Her name was Bernadette Dunne. That much Ria did know. The children had told her. The name was stuck there at the back of her mind. Like a weight, a very heavy object.
Ria went to the list of bells. There it was. Dunne, Number 12, top floor. Would she press it? What would she say? Suppose Bernadette let her in, which she very probably would not, what on earth would Ria say? She realised that she hadn't thought it out at all, she had come here purely on instinct.
So she paused and moved back a little and while she did a woman came along and went up to the row of bells. She pressed Number 12.
A voice answered. 'Halloo!' A thin young voice.
'Ber, it's Mummy,' the woman said.
'Oh good.' She must have pressed a buzzer because the door snapped open.
Ria shrank back.
'Are you coming in?' The woman was pleasant and a little puzzled at Ria dithering and hovering there.
'What? Oh no, no. I've changed my mind. Thank you.' Ria turned to go back to her car but first she looked hard at Danny's new mother-in-law. Small and quite smart, wearing a beige suit and a white blouse, and carrying a large brown leather handbag. She had short well-cut brown hair, and copper-coloured high-heeled shoes. She looked somewhere between forty and forty-five. Not much older than Ria and Danny. And she was Bernadette's mother.
Ria sat in the car. It had been very foolish to come here and upset herself. Now she was too shaky to drive. She would have to sit in this car park until she felt calm enough to move. What had possessed her to come and realise that Mrs. Dunne visiting her pregnant daughter was of their generation, not an older woman like her own mother or Danny's mother?
How did Danny rationalise this to himself? Or was he so besotted that he didn't even notice? She had not got very far along this road of thought when she saw the woman coming out of the big glass doors of Bantry Court. This time she was with her daughter. Ria strained forward to see. The girl had long straight hair, shiny and soft like an advertisement for shampoo. Ria felt her own hand go automatically to her frizzy curls.
She had a pale, heart-shaped face, and dark eyes. It was the kind of face you might see on the front of a CD of some folk singer. It was a soulful face. She wore a long black velvet sweater and a short pink skirt and childish black shoes with pink laces in them. Ria knew that Bernadette Dunne was twenty-two going on twenty-three and that she was a music teacher. She looked about seventeen and being marched to school by her mother who had found her playing truant. They got into a smart new Toyota Starlet and Bernadette's mother backed expertly out.
Ria found her strength and her car key, and followed them as they drove out of Bantry Court. She simply had to know where they were going, nothing else mattered.
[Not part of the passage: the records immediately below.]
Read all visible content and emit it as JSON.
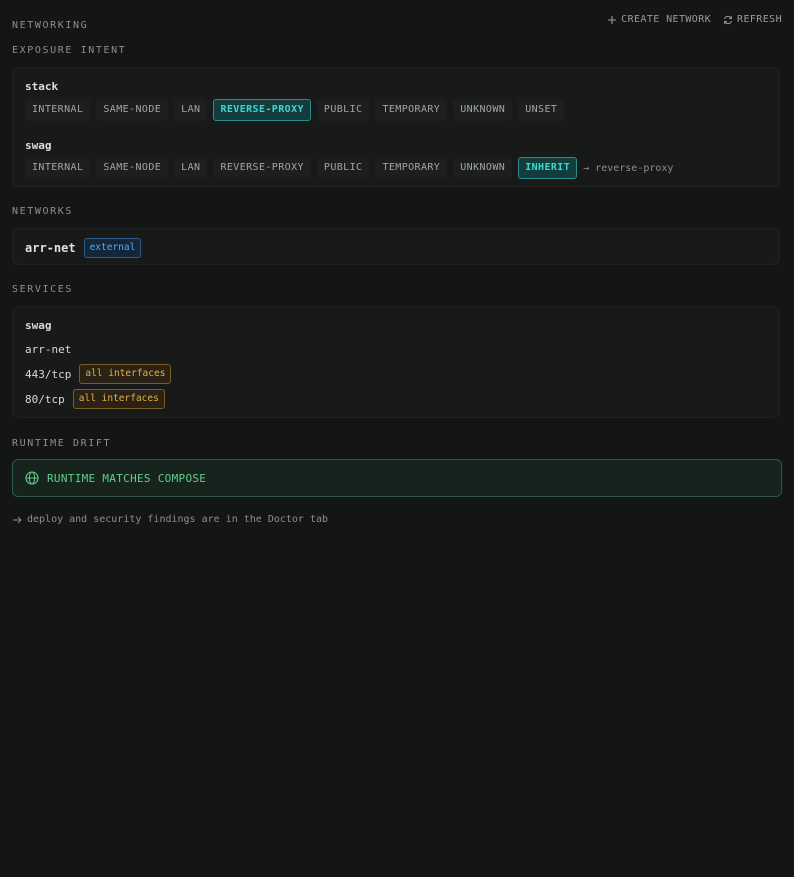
{
  "header": {
    "title": "NETWORKING",
    "create_label": "CREATE NETWORK",
    "refresh_label": "REFRESH"
  },
  "exposure": {
    "title": "EXPOSURE INTENT",
    "groups": [
      {
        "name": "stack",
        "options": [
          "INTERNAL",
          "SAME-NODE",
          "LAN",
          "REVERSE-PROXY",
          "PUBLIC",
          "TEMPORARY",
          "UNKNOWN",
          "UNSET"
        ],
        "selected": "REVERSE-PROXY"
      },
      {
        "name": "swag",
        "options": [
          "INTERNAL",
          "SAME-NODE",
          "LAN",
          "REVERSE-PROXY",
          "PUBLIC",
          "TEMPORARY",
          "UNKNOWN",
          "INHERIT"
        ],
        "selected": "INHERIT",
        "inherit_note": "→ reverse-proxy"
      }
    ]
  },
  "networks": {
    "title": "NETWORKS",
    "items": [
      {
        "name": "arr-net",
        "badge": "external"
      }
    ]
  },
  "services": {
    "title": "SERVICES",
    "service_name": "swag",
    "network": "arr-net",
    "ports": [
      {
        "port": "443/tcp",
        "binding": "all interfaces"
      },
      {
        "port": "80/tcp",
        "binding": "all interfaces"
      }
    ]
  },
  "drift": {
    "title": "RUNTIME DRIFT",
    "status": "RUNTIME MATCHES COMPOSE"
  },
  "footer": {
    "note": "deploy and security findings are in the Doctor tab"
  },
  "colors": {
    "accent_teal": "#3fd6d0",
    "success_green": "#5fd08c",
    "external_blue": "#5aa8ea",
    "warning_amber": "#e6b04a"
  }
}
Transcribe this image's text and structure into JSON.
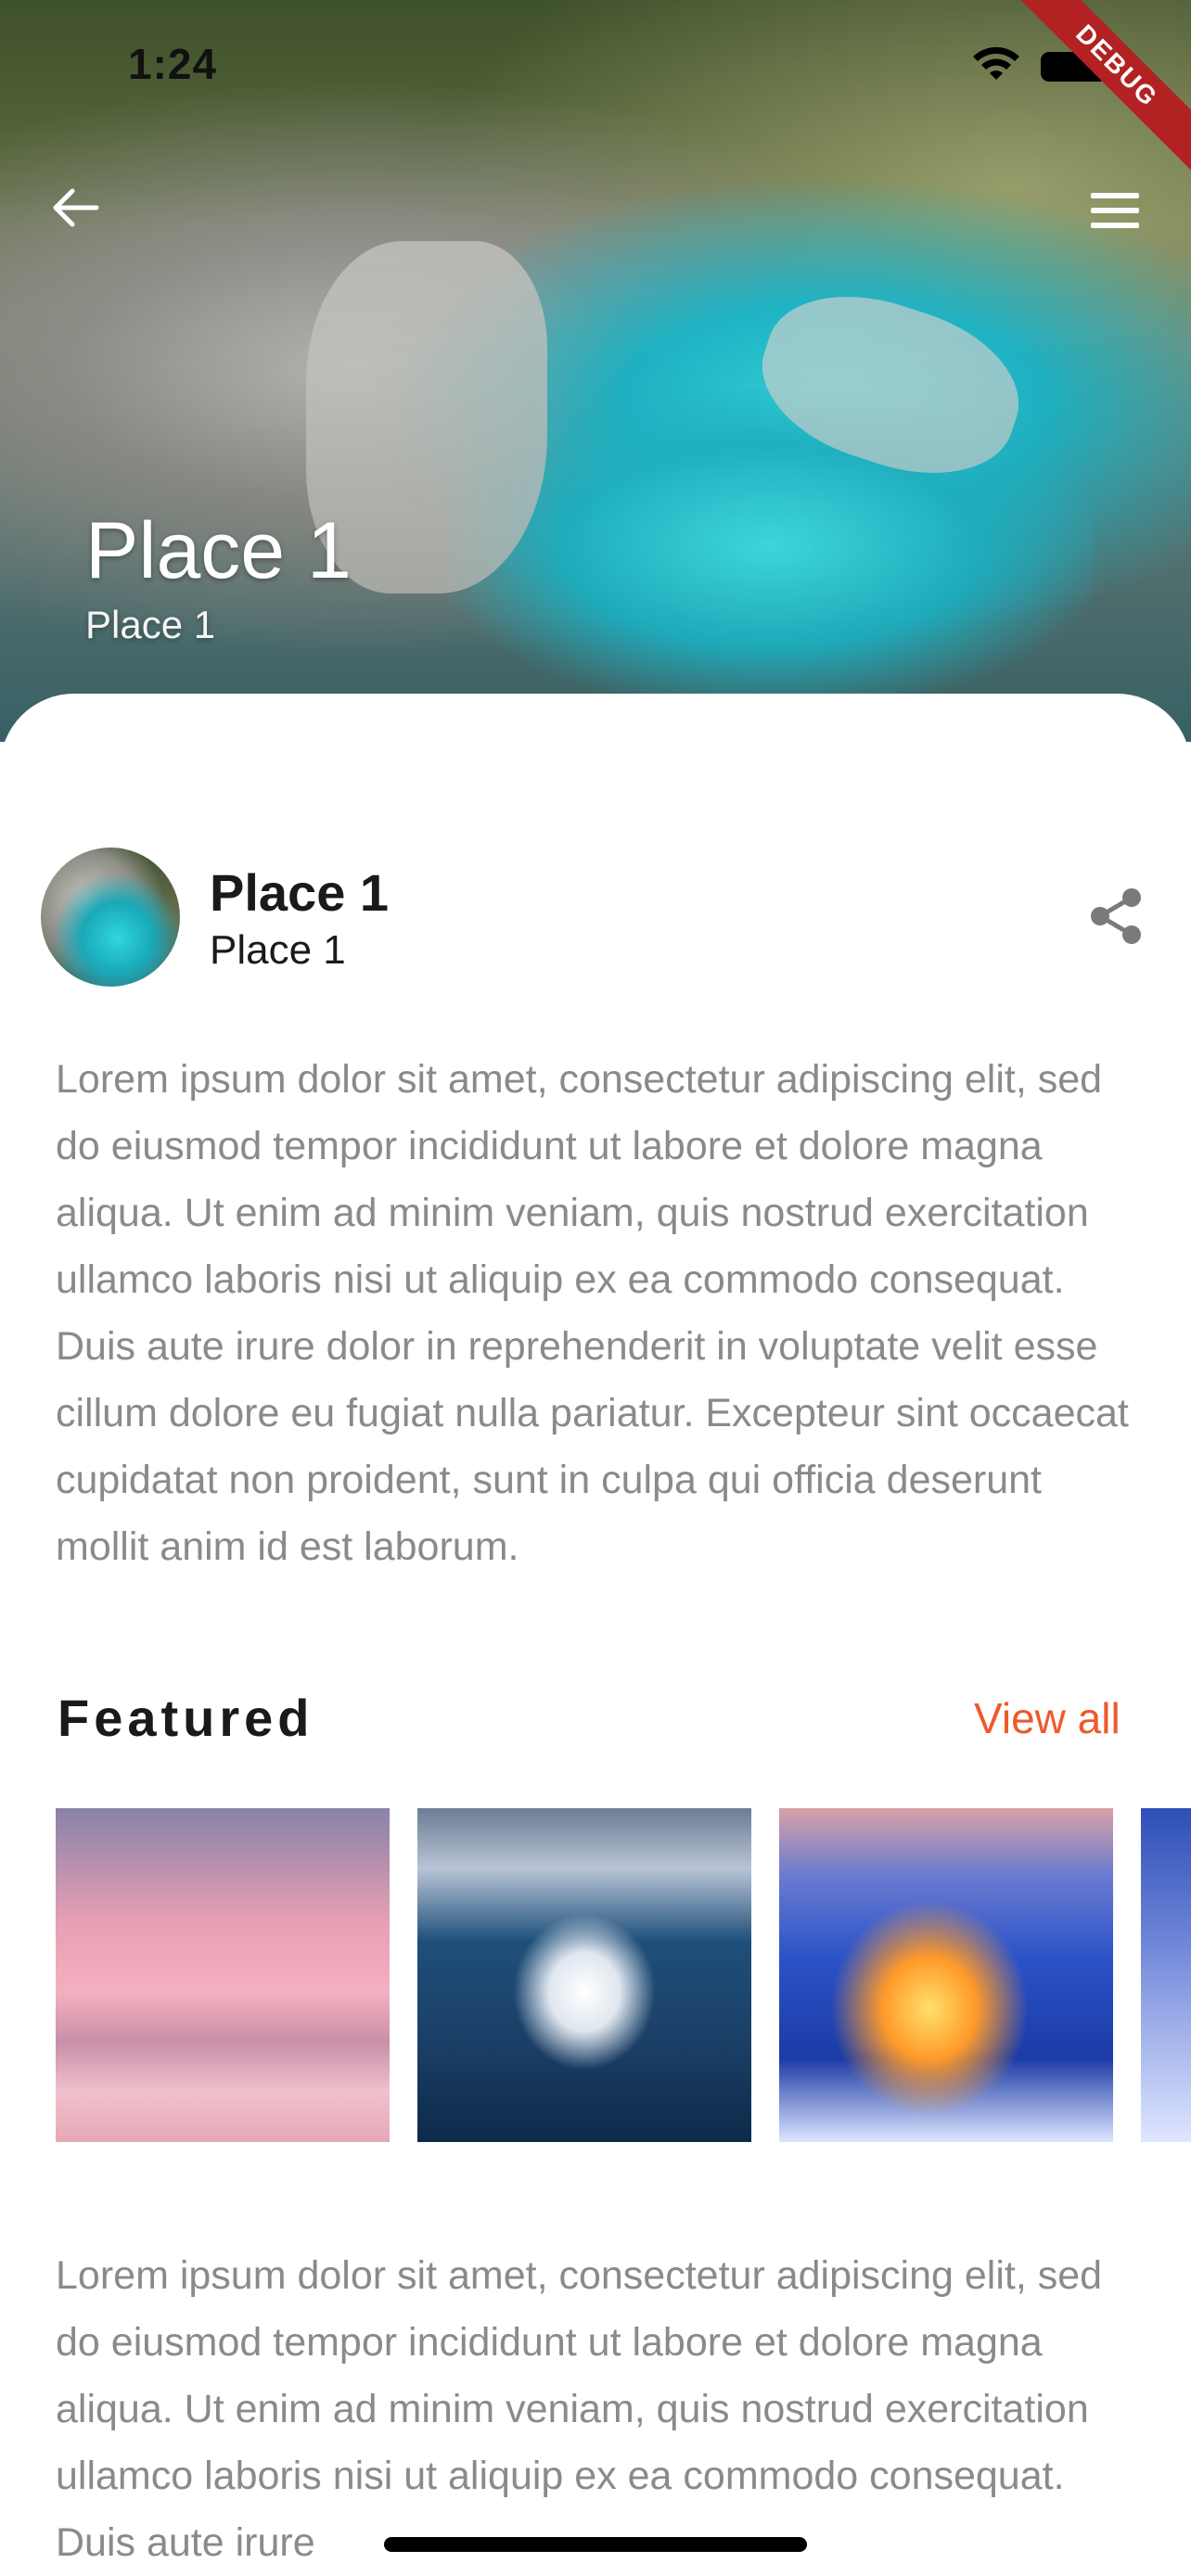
{
  "status_bar": {
    "time": "1:24"
  },
  "debug_banner": {
    "label": "DEBUG"
  },
  "header": {
    "title": "Place 1",
    "subtitle": "Place 1"
  },
  "place": {
    "name": "Place 1",
    "subtitle": "Place 1"
  },
  "description": "Lorem ipsum dolor sit amet, consectetur adipiscing elit, sed do eiusmod tempor incididunt ut labore et dolore magna aliqua. Ut enim ad minim veniam, quis nostrud exercitation ullamco laboris nisi ut aliquip ex ea commodo consequat. Duis aute irure dolor in reprehenderit in voluptate velit esse cillum dolore eu fugiat nulla pariatur. Excepteur sint occaecat cupidatat non proident, sunt in culpa qui officia deserunt mollit anim id est laborum.",
  "featured": {
    "title": "Featured",
    "view_all": "View all",
    "items": [
      {
        "icon": "sunset-beach-image"
      },
      {
        "icon": "lake-island-church-image"
      },
      {
        "icon": "snowy-village-night-image"
      },
      {
        "icon": "snowy-village-image"
      }
    ]
  },
  "description2": "Lorem ipsum dolor sit amet, consectetur adipiscing elit, sed do eiusmod tempor incididunt ut labore et dolore magna aliqua. Ut enim ad minim veniam, quis nostrud exercitation ullamco laboris nisi ut aliquip ex ea commodo consequat. Duis aute irure",
  "colors": {
    "accent": "#ee5a2a",
    "body_text": "#8a8a8a",
    "debug": "#b22222"
  }
}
The two cars went slowly in the morning traffic through the crowded streets, and then the one in front indicated and stopped. Bernadette leapt out and waved as her mother went to find a parking place. She didn't look remotely pregnant yet, but possibly the big floppy sweater hid that. Ria noticed where she was going. A big, well-known delicatessen. She was buying the supper for her future stepchildren. She was going to make a spread for Annie and Brian Lynch tonight.
Ria ached to park her car on the footpath, leaving its hazard lights on, and run into the shop. Then she would point out the vegetarian pate that Annie would like, the little chorizo sausage that was Brian's current favourite, and nice runny Brie with bran biscuits for Danny. Or else she could just stand there and get drawn into conversation with this girl, as people do in shops.